I have sifted through several links 1, 2, 3, and 4 to name a few, but I can't seem to get this just right for my specific problem.
Problem
I have the following data frame:
df <- read.csv("crime_data", header=TRUE)
head(df)
I applied K-means on the data, and added an extra column cluster, so now I wanted to sort them into the top 50 cities with highest population and top50 cities with lowest population, which gave me the following:
df_sorted_asc <- df[with(df, order(population, city)), ]
head(df_sorted_asc)
which worked great ... Now I have my cities sorted in ascending order, but here is where I get into some trouble, the years are numbered from 1 to 35, but not every city has all 35, some go from 21-35, some from 2-10, it varies widely, but the domain is definitely 1-35 for all cities. I ultimately want a dataframe with the rows as top50 smallest unique cities then the top50 largest unique cities next (100 total observations) and over the columns I want the years from 1:35 with the cluster it was assigned (the new column we added from kmeans). This is as far as I've gotten, and I am totally stumped.
f <- function(listOfCities, df){
# Returns a list of sorted years and clusters for each year of each city
yearsVect <- NULL
clusterVect <- NULL
for(i in 1:length(listOfCities)){
obs <- df[which(df$city == listOfCities[i]),c("year","cluster")]
obs <- obs[with(obs, order(year,cluster)), ]
print(obs)
}
}
f(top50largest, df_sorted_asc)
which outputs the a ton of data.frame object each of the following shape, WHICH IS PRETTY CLOSE TO WHAT I WANT:
I am not sure how to melt them all together over years (filling in missing NA's where the year is missing) and the cluster assignment after. So my hope was the dataframe to look like this (with some of those row values as NA if the year wasn't there:
Concise Example with data
The example data here if you click "test.csv"

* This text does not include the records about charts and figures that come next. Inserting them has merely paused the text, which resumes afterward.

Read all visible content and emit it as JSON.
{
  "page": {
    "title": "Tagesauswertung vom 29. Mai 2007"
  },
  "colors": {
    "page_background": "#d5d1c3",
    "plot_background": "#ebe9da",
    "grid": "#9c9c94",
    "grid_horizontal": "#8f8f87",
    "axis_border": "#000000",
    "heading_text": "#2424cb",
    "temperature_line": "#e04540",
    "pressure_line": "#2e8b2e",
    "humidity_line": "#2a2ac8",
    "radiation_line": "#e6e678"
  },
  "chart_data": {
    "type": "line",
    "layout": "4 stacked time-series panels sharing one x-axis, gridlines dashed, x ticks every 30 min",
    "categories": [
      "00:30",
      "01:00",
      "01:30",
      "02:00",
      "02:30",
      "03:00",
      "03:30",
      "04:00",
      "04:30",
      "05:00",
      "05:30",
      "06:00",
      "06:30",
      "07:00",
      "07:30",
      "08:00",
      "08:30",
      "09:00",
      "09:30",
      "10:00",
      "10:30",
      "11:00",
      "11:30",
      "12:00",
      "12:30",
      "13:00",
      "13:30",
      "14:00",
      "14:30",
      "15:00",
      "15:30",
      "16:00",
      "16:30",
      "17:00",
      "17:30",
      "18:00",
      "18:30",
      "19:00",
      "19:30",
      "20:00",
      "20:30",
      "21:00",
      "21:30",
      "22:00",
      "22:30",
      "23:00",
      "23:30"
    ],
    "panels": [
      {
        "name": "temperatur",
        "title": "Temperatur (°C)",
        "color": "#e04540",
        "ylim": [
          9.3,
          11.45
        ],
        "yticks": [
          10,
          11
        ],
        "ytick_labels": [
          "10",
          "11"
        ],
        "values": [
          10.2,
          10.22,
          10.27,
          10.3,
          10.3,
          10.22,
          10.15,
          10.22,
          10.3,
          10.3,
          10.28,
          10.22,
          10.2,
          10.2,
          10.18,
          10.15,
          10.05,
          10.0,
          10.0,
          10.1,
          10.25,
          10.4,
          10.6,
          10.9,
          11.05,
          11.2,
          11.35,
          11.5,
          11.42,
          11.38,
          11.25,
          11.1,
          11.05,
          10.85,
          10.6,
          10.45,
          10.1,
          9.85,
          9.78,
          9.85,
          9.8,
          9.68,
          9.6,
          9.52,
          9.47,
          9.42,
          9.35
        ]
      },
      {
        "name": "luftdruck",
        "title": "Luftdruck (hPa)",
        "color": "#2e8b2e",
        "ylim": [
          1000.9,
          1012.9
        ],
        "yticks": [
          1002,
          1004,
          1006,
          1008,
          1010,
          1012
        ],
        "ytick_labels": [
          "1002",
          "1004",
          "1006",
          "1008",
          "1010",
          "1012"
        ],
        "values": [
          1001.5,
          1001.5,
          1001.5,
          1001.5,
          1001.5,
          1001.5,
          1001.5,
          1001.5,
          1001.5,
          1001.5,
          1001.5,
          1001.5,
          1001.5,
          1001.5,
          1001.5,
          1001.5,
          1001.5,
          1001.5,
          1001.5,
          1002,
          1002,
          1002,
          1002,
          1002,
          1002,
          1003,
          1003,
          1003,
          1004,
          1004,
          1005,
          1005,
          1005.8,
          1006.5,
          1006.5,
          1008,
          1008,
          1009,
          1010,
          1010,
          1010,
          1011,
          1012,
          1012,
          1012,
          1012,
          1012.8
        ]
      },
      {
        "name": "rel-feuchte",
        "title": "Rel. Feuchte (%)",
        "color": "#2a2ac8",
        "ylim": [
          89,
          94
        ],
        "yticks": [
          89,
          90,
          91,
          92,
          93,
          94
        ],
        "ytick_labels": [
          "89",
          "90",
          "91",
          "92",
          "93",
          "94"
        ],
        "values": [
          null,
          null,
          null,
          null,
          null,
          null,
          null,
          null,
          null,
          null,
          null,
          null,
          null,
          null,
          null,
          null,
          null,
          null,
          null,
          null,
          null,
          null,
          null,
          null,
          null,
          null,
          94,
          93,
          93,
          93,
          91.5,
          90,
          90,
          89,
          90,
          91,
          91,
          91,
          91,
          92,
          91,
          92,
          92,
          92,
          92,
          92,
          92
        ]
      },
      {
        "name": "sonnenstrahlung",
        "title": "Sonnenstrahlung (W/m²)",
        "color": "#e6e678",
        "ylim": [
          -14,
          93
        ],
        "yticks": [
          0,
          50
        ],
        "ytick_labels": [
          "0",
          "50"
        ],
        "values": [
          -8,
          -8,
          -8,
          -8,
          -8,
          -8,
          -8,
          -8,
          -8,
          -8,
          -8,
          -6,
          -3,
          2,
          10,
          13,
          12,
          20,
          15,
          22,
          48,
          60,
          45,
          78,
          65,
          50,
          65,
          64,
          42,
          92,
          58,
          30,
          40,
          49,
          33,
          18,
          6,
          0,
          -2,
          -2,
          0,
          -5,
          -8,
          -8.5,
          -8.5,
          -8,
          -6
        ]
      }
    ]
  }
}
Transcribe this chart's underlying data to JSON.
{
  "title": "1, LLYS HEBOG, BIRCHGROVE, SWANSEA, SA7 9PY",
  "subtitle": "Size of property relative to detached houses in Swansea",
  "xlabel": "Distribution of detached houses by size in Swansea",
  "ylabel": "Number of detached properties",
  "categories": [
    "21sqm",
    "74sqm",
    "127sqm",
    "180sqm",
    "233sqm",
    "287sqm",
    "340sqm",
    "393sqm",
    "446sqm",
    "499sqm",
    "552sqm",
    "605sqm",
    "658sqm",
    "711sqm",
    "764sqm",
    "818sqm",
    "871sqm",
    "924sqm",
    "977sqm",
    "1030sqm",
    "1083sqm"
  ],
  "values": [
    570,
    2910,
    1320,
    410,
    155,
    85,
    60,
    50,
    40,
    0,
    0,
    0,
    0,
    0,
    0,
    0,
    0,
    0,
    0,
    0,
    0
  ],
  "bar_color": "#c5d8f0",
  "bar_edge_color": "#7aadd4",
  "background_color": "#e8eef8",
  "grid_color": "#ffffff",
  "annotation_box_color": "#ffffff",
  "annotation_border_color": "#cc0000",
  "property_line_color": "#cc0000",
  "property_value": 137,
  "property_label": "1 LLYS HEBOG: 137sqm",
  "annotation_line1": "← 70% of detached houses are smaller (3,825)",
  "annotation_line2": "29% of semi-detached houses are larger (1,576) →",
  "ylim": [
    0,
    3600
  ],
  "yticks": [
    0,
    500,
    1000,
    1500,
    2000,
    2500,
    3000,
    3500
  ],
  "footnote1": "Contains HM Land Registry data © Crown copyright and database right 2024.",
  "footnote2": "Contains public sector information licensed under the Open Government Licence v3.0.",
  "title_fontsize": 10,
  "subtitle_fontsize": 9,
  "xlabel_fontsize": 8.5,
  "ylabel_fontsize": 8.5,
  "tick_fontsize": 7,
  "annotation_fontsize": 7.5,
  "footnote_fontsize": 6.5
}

df<-read.csv("test.csv",header=TRUE)
head(df)
city state year cluster
257080 TAVISTOCK 29 31 2
267183 TAVISTOCK 29 32 3
277426 TAVISTOCK 29 33 3
287573 TAVISTOCK 29 34 2
297649 TAVISTOCK 29 35 2
252894 LAKESIDE 5 31 3
262987 LAKESIDE 5 32 5
273201 LAKESIDE 5 33 5
...
I want to find a way to make this array have unique cities as the row names, then the columns are years (from 1:35) filled by the cluster, and if the year is missing simply filled with an NA.